2.4.4 In vitro analysis of macrophage polarization. To study the effects of AICAR on macrophage polarization, the phenotypes of stimulated MΦ in each group were determined by immunofluorescence and qRT-PCR analyses. Briefly, an appropriately shaped electrospun membrane with or without AICAR, made using the same procedure as that for the preparation of the vascular grafts, was placed on the bottom of a 48-well plate. RAW264.7 MΦ were seeded onto the membranes at a density of 10 × 10⁴ cells per well. After 24 h of incubation, for immunofluorescence analysis, MΦ were incubated using the primary antibodies rat-anti-CD163 (1 : 100, Biolegend, CA, USA) and rabbit-anti-iNOS (1 : 100; Affinity Biosciences, OH, USA) overnight at 4 °C and stained with the secondary antibodies Alexa Fluor 488 goat anti-rat IgG (1 : 100, Bioss, Beijing, China) and Alexa Fluor 594 goat anti-mouse IgG (1 : 100, Bioss, Beijing, China) for 45 min at 24 °C. Next, the cell nuclei were stained with DAPI. Finally, MΦ were imaged using laser confocal scanning microscopy (LCSM, Zeiss LSM880, Jena, Germany). Quantification of the iNOS-M1 or CD163-M2 phenotype MΦ was performed using ImageJ software. For qRT-PCR, the primer sequences are listed in Table S2 (ESI†); quantitative analysis of gene expression was performed relative to the blank control after normalization to GAPDH ribosomal RNA expression using the 2^−ΔΔCt method. All the procedures mentioned above were performed according to the manufacturer's protocols.
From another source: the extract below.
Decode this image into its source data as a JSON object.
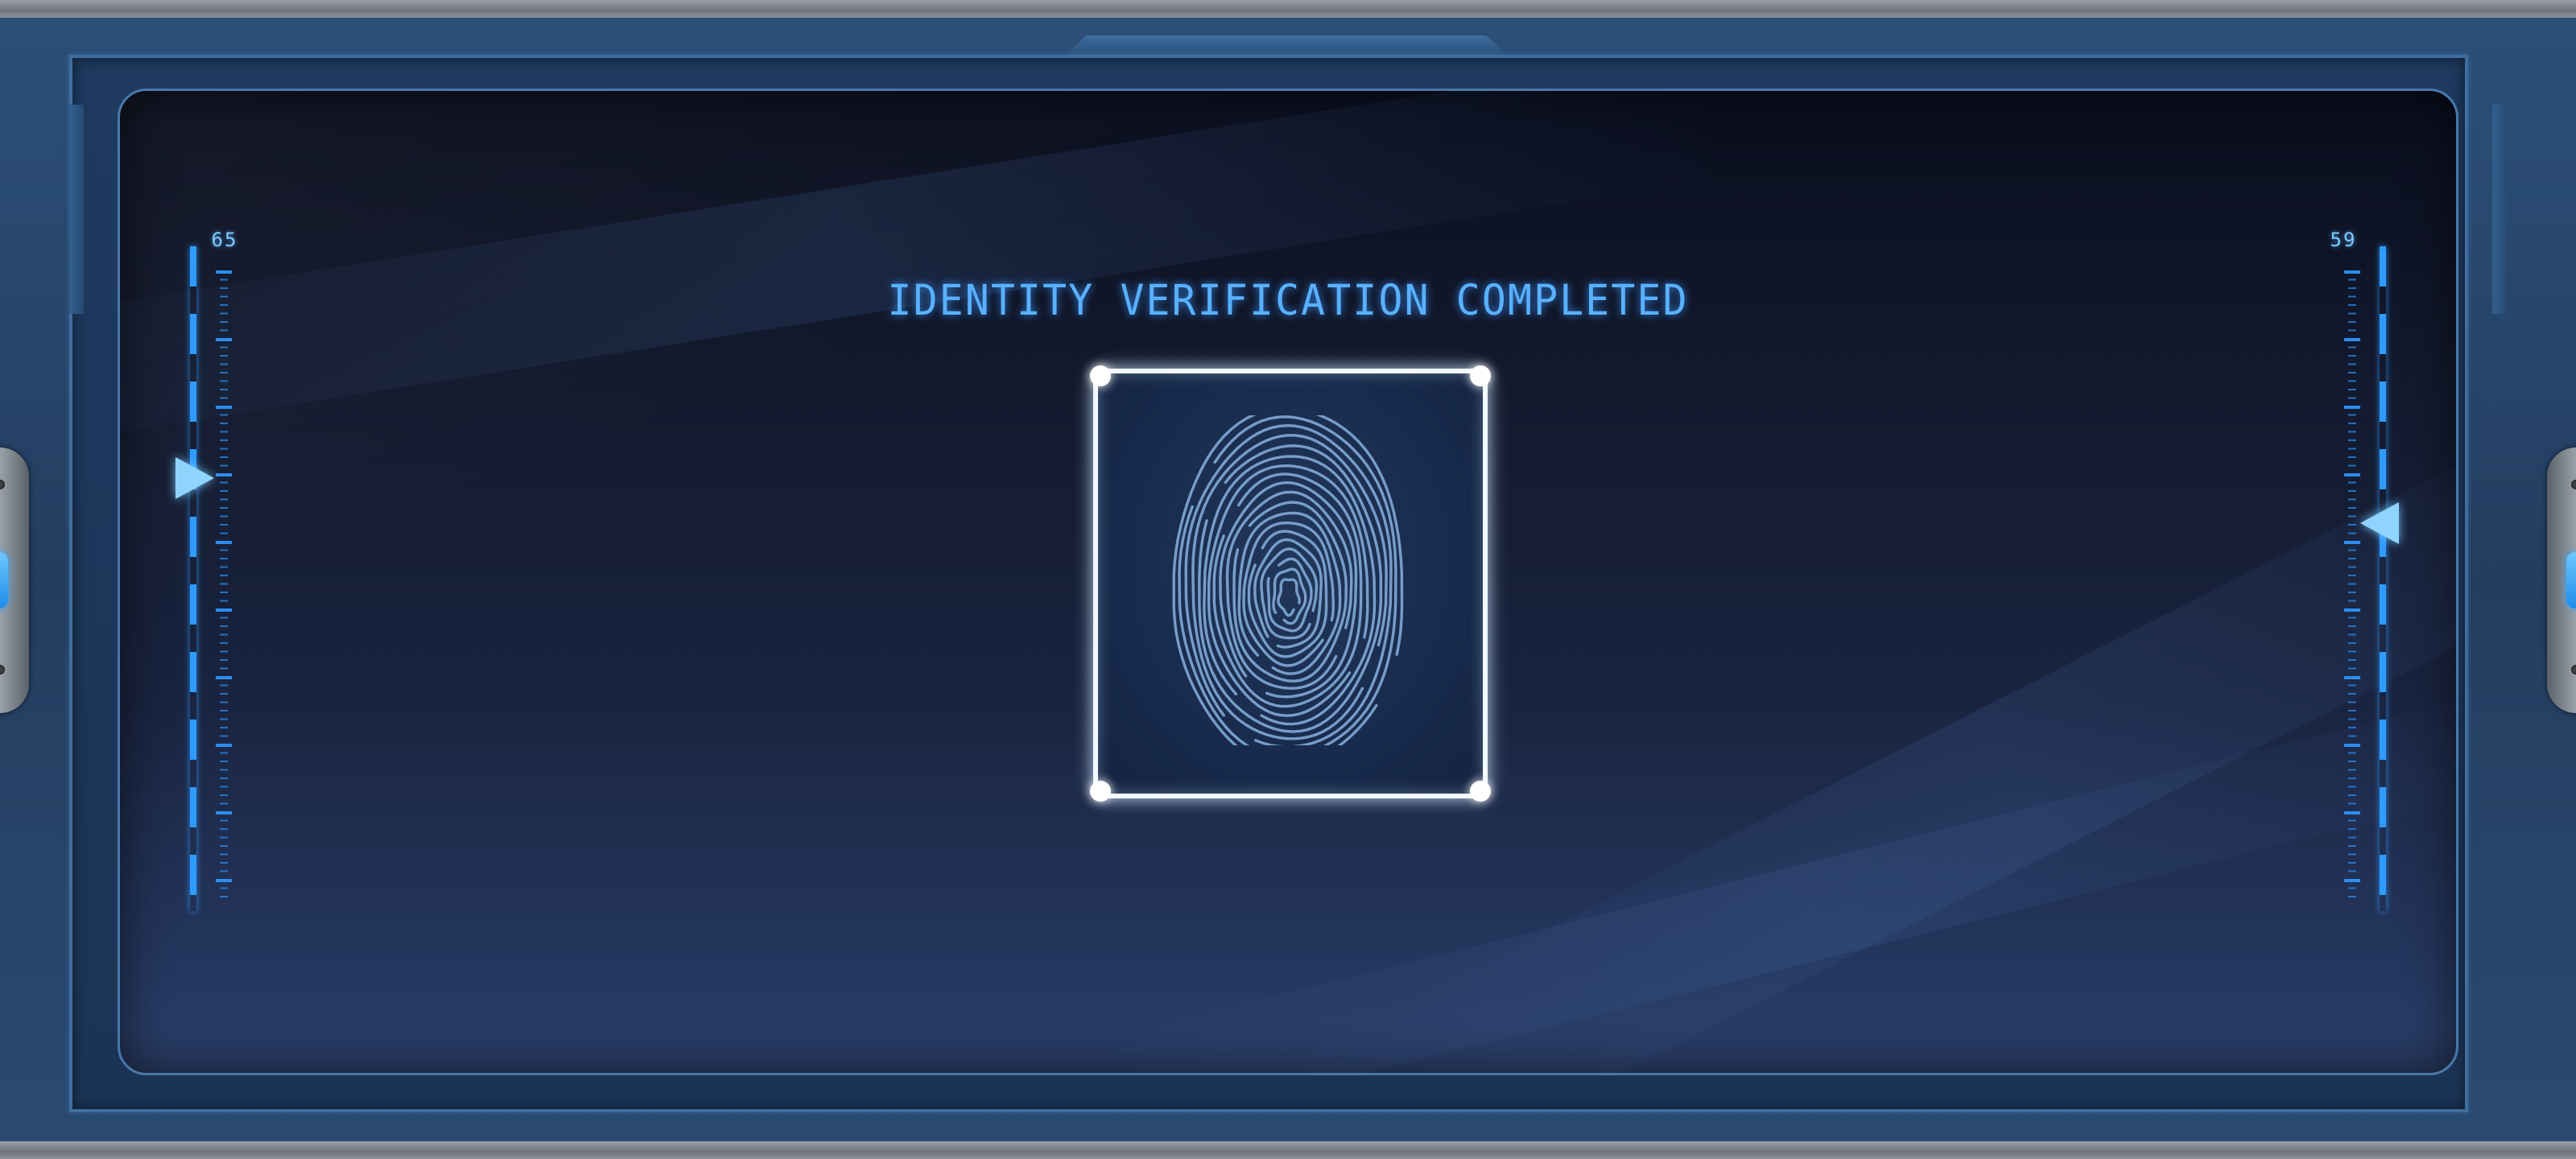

2.4.5 Cell viability. A CCK-8 kit (Dojindo, Kyushu, Japan) was used to evaluate cell viability. Briefly, HUVECs (6 × 10⁴ cells per well) were seeded onto 24-well culture plates in MEM with 10% FBS and treated with 10 μg mL⁻¹ LPS for 24 h. The cells were divided into control group, AICAR group, and inhibitor group similar to those described above. After additional 24 h of incubation, the culture medium was removed and 50 μL of CCK-8 reagent were transferred into each well for 2 h of incubation. The absorbance of the supernatants at 450 nm was detected using a microplate reader (BioTek Instruments, Winooski, VT, USA). The rest of the cells were stained using a Live & Dead Viability Assay Kit to confirm the effects of AICAR on the viability of HUVECs. The images were obtained using a fluorescence microscope (Mshot, Guangzhou, China). To further observe the performance of HUVECs on the AICAR-modified membrane, SEM was used to visualize the adhesion of HUVECs on the membrane. All tests were repeated three times.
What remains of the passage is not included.